Post by Gnomon » Wed Jan 29, 2025 6:00 pm

Whitehead invokes God as a fundamental part of his metaphysical system which, I believe, is why he uses the term, "becoming" in describing the behavior of processes. — Harry Hindu

I too, postulate a philosophical god-like First Cause*1 as an explanation for the something-from-nothing implication of Big Bang theory. The Multiverse hypothesis just assumes perpetual causation, with no beginning or end. But what we know of physical Energy is that it dissipates. So, I find the open-ended Big Bang theory to be adequate for scientific purposes.

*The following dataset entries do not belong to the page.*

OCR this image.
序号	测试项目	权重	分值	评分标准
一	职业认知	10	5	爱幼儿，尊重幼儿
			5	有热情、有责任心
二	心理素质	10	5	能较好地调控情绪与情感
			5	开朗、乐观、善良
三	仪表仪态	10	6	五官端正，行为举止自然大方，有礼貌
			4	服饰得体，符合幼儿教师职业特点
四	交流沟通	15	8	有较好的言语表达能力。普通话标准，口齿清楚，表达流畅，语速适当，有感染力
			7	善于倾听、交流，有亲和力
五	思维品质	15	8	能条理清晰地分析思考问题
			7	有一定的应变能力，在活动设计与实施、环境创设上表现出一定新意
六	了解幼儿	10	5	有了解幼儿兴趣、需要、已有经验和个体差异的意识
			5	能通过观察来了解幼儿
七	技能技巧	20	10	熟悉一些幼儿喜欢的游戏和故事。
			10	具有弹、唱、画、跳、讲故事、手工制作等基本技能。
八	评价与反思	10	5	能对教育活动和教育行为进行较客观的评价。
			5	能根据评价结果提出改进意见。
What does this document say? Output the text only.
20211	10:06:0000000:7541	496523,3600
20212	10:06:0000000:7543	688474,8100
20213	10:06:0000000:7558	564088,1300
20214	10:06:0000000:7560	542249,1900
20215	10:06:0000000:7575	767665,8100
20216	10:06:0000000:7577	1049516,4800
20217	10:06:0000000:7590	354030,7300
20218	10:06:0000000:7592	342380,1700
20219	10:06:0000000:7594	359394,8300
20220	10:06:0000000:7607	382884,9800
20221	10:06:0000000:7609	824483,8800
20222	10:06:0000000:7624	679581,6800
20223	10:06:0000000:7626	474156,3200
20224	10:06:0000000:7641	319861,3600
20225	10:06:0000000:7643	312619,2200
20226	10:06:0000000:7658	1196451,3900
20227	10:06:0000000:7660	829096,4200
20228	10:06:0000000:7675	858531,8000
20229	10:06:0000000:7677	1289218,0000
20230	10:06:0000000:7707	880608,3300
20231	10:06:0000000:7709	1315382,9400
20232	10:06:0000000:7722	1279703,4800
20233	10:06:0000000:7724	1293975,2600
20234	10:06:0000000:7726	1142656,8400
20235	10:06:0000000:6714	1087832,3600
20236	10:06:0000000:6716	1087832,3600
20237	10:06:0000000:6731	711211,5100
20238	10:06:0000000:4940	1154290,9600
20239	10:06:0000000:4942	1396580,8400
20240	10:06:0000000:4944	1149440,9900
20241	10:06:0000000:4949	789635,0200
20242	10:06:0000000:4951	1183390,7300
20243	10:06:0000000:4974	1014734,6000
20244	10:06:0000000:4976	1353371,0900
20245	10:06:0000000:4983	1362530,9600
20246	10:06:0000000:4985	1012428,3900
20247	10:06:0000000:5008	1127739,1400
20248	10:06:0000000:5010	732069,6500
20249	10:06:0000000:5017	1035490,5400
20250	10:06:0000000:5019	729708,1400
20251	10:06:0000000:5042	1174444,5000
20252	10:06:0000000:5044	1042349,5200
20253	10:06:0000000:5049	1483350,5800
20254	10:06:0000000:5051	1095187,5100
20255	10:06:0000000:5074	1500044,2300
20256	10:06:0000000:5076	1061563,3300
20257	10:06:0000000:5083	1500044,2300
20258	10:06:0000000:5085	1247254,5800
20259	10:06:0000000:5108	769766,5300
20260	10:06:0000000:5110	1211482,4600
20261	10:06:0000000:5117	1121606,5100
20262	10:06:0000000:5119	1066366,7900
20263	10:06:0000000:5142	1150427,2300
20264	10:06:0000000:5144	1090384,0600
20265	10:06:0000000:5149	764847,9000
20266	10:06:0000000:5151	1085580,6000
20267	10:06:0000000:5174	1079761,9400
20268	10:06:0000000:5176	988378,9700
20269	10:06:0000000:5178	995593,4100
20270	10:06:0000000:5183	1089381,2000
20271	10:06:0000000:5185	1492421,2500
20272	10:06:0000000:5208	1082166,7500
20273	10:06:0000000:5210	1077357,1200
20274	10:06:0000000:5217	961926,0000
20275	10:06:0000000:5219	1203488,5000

Although it could be interpreted in various ways, the notion of becoming*2 does not necessarily imply moving toward a specific destination. But, if an intelligent designer initiated the process, some teleological destination would make sense. :smile:


*1. What is the Whitehead concept of God?
Moreover, Whitehead understands God as the Principle of Limitation in the sense that it is God who gives structure and order to the universe. In the Whiteheadian understanding God is the source of potentiality and source of novelty and the wisdom that permeates the universe.
https://egyankosh.ac.in/bitstream/12345 ... Unit-3.pdf
Note --- I would interpret the "principle of limitation" as the Natural Laws that limit infinite possible states to the few that we humans view as "structure & order".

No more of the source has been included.